September 19, 2005
Disclosure Controls and Disclosure Committees: Quick Survey
We have posted a new quick survey on disclosure controls and disclosure committees. Please take a moment and fill out the 4 questions. This new survey supplements last year’s quick survey on disclosure committees.
Survey Results: Audit Committees and Earnings Releases
Here are the results from last month’s quick survey on audit committees and earnings releases:
1. Does your Audit Committee review your company’s earnings releases prior to their release to the media? Yes – 90%; No – 10%
2. If the answer to #1 is “Yes,” how many days prior to public issuance of the earnings release is a draft typically sent to the Audit Committee?
– One day or less – 15%
– Two days – 31%
– Three days – 25%
– Four days or more – 29%
3. If the answer to #1 is “Yes,” does the Audit Committee hold a meeting for the purpose of discussing each earnings release?

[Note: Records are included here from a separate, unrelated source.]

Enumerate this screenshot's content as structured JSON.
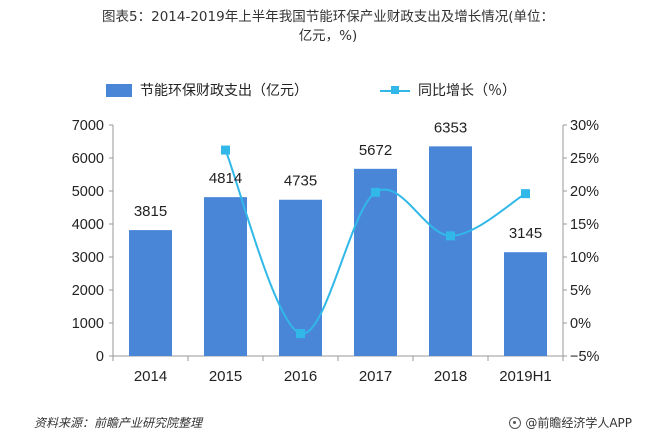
{
  "title": {
    "line1": "图表5：2014-2019年上半年我国节能环保产业财政支出及增长情况(单位：",
    "line2": "亿元，%)"
  },
  "legend": {
    "bar_label": "节能环保财政支出（亿元）",
    "line_label": "同比增长（％）"
  },
  "source": "资料来源：前瞻产业研究院整理",
  "brand": "@前瞻经济学人APP",
  "colors": {
    "bar": "#4a86d8",
    "line": "#31b8e8",
    "axis": "#999999"
  },
  "chart_data": {
    "type": "bar",
    "categories": [
      "2014",
      "2015",
      "2016",
      "2017",
      "2018",
      "2019H1"
    ],
    "series": [
      {
        "name": "节能环保财政支出（亿元）",
        "type": "bar",
        "axis": "left",
        "values": [
          3815,
          4814,
          4735,
          5672,
          6353,
          3145
        ],
        "labels": [
          "3815",
          "4814",
          "4735",
          "5672",
          "6353",
          "3145"
        ]
      },
      {
        "name": "同比增长（％）",
        "type": "line",
        "axis": "right",
        "smooth": true,
        "values": [
          null,
          26.2,
          -1.6,
          19.8,
          13.2,
          19.6
        ]
      }
    ],
    "y_left": {
      "min": 0,
      "max": 7000,
      "ticks": [
        0,
        1000,
        2000,
        3000,
        4000,
        5000,
        6000,
        7000
      ]
    },
    "y_right": {
      "min": -5,
      "max": 30,
      "ticks": [
        -5,
        0,
        5,
        10,
        15,
        20,
        25,
        30
      ],
      "tick_labels": [
        "−5%",
        "0%",
        "5%",
        "10%",
        "15%",
        "20%",
        "25%",
        "30%"
      ]
    },
    "grid": false,
    "legend_position": "top"
  }
}
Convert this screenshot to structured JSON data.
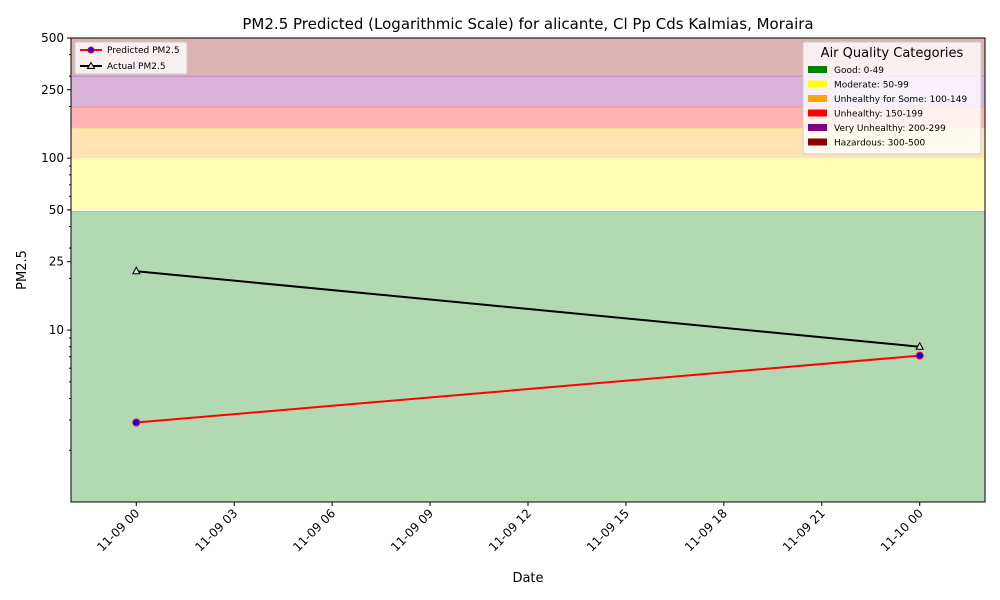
{
  "chart_data": {
    "type": "line",
    "title": "PM2.5 Predicted (Logarithmic Scale) for alicante, Cl Pp Cds Kalmias, Moraira",
    "xlabel": "Date",
    "ylabel": "PM2.5",
    "y_scale": "log",
    "ylim": [
      1,
      500
    ],
    "xlim": [
      "2024-11-08T22:00",
      "2024-11-10T02:00"
    ],
    "x_tick_labels": [
      "11-09 00",
      "11-09 03",
      "11-09 06",
      "11-09 09",
      "11-09 12",
      "11-09 15",
      "11-09 18",
      "11-09 21",
      "11-10 00"
    ],
    "y_tick_labels": [
      "10",
      "25",
      "50",
      "100",
      "250",
      "500"
    ],
    "series": [
      {
        "name": "Predicted PM2.5",
        "color": "#ff0000",
        "marker": "circle",
        "marker_face": "#0000ff",
        "x": [
          "2024-11-09T00:00",
          "2024-11-10T00:00"
        ],
        "values": [
          2.9,
          7.1
        ]
      },
      {
        "name": "Actual PM2.5",
        "color": "#000000",
        "marker": "triangle",
        "x": [
          "2024-11-09T00:00",
          "2024-11-10T00:00"
        ],
        "values": [
          22,
          8
        ]
      }
    ],
    "bands": [
      {
        "label": "Good: 0-49",
        "min": 0,
        "max": 49,
        "color": "#008000"
      },
      {
        "label": "Moderate: 50-99",
        "min": 50,
        "max": 99,
        "color": "#ffff00"
      },
      {
        "label": "Unhealthy for Some: 100-149",
        "min": 100,
        "max": 149,
        "color": "#ffa500"
      },
      {
        "label": "Unhealthy: 150-199",
        "min": 150,
        "max": 199,
        "color": "#ff0000"
      },
      {
        "label": "Very Unhealthy: 200-299",
        "min": 200,
        "max": 299,
        "color": "#800080"
      },
      {
        "label": "Hazardous: 300-500",
        "min": 300,
        "max": 500,
        "color": "#8b0000"
      }
    ],
    "legend_series_placement": "top-left",
    "bands_legend_title": "Air Quality Categories",
    "bands_legend_placement": "top-right"
  }
}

– Yes, and mostly (or all) by telephone meetings – 81%
– Yes, and mostly (or all) by face-to-face meetings – 13%
– No – 6%
4. If the answer to #3 is “No,” is the Audit Committee informed about issues that will be discussed in the related earnings release?
– Yes, in writing – 7%
– Yes, at a meeting – 72%
– No – 21%
5. Does your Audit Committee hold a separate meeting to review draft Forms 10-Q and 10-K (and at the same meeting, review the CEO’s and CFO’s certification of the Forms 10-Q and 10-K)? Yes – 68%; No – 32%
The Executive Compensation Revolution
Below is an interesting excerpt from my interview with Paul Hodgson of The Corporate Library. Paul says: “In the U.K. there was a real groundswell of protest against excessive executive pay during the early 1990s. This was primarily caused by the government privatizing utilities at a price well below their market value. Stock prices for these utilities exploded once they hit the market, and the executives – who had all been awarded substantial stock option awards in line with typical practice – were millionaires overnight. And these were people who had been public servants up until this point.
Well, the press just had a field day. There were pictures of pigs dressed up in pin striped suits, headlines like “Snouts in the trough”. You know what the British press is like. Anyway, it was a disaster for corporate Britain.
In response to the protest, there was a corporate governance revolution. The government set up a series of corporate governance committees, and put them in charge of solving the crisis in executive compensation. These committees did not look to the institutions or to the regulators for what should be done. They looked to those companies which they felt had already introduced best practices.
More important, they looked to those companies that had already introduced best practice compensation policies without any negative impact on their ability to recruit talented executives or any negative impact on the performance and commitment of their existing executives. These best practices were then enshrined in a series of corporate governance codes. But the inspiration for these codes came from business, not regulators.”
Paul is part of the panel – “The Institutional Investors’ New Focus on Executive Compensation: What It Means For You” – during the “2nd Annual Executive Compensation Conference.”
S&P Exits Governance Rating Field in US
As expected, the shakeout in the governance rating industry continues as S&P has dropped out. S&P’s “pay-to-play” model never made sense (ie. companies had to pay in order for S&P to rate them) and it didn’t help that S&P’s marketing efforts centered on its voluntary rating of Fannie Mae (to which it gave a high rating before Fannie’s bottom fell out).
S&P remains active in providing ratings in other markets around the world -primarily emerging markets – where governance concerns remain strong and where stand alone governance analysis continues to have merit.
In the US (and elsewhere), S&P also remains focused on applying corporate governance analytics in the context of their credit ratings. Specific feedback from investors was that S&P needs to continue to monitor corporate governance as a risk factor, but investor preference is to factor this into credit ratings rather than provide it as a separate service. This is what Moody’s does also.
SEC Posts New Periodic Report Forms
To add in the new shell company disclosure items, the SEC posted this new Form 8-K, Form 10-K and Form 10-Q on its website last week. Besides shell company changes, the Form 8-K changes relate to Item 6 for extensive asset-backed issuer disclosure provisions (previously Item 6 was “reserved”).
You can tell they are new by the date in the lower left corner of the first page – check those against the forms you might be using.